在线提供 19 October 2023
For the sake of improving the mechanical properties and corrosion resistance of biodegradable Mg alloy synergistically, various content of element V (0, 0.05, 0.10, 0.15,
0.20 wt.%) are introduced into an Mg-Zn-Y alloy with long-period
stacking ordered (LPSO) structure, and the effects of V on its
microstructure, mechanical properties and corrosion resistance are
investigated systematically. The results indicate that the grains are
effectively refined by V addition, and the primary α-Mg in Mg-Zn-Y-V0.1
alloy is most significantly refined, with grain size being decreased by
62%. The amount of 18R LPSO structure is increased owing to the V
addition.

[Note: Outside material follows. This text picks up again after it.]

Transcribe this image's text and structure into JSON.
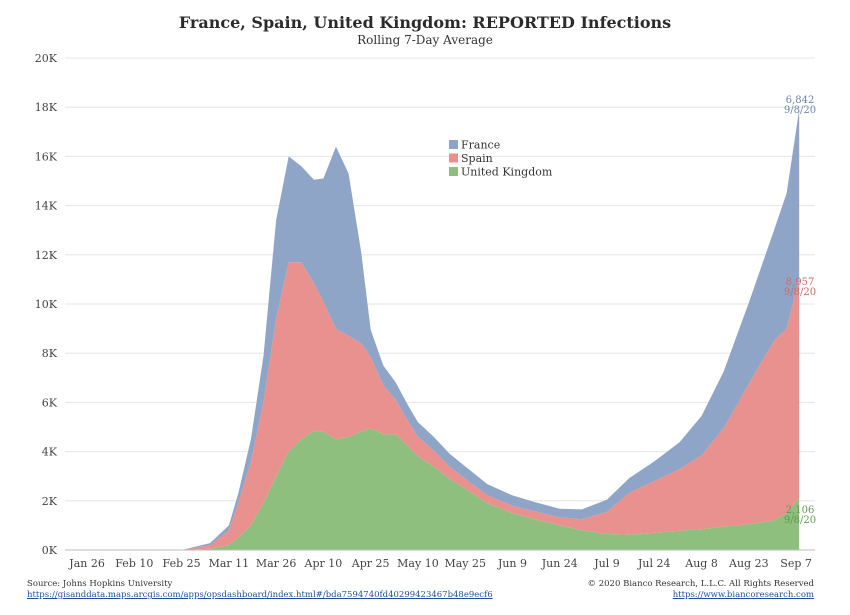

The growth mode of the second phase (W-phase and 18R LPSO
structure) is transformed to divorced growth pattern, which ascribes to
the thermodynamic drive force of V to promote the nucleation of LPSO
phase. Thus, 18R LPSO structure presents a continuous distribution. Due
to grains refinement and modification of second phase, the tensile strength and strain of alloys are both enhanced effectively. Especially, the
ultimate tensile strength and the elongation of V0.1 alloy are 254 MPa
and 15.26%, which are 41% and 61% higher than those of V-free alloy,
respectively. Owing to the continuously distributed 18R LPSO structure
with refined grains and stable product film, the weight loss and hydrogen evolution corrosion rates of V0.1 alloy are 7.1 and 6.2 mmy−1, respectively, which are 42.6% and 45.4% lower than those of V-free alloy.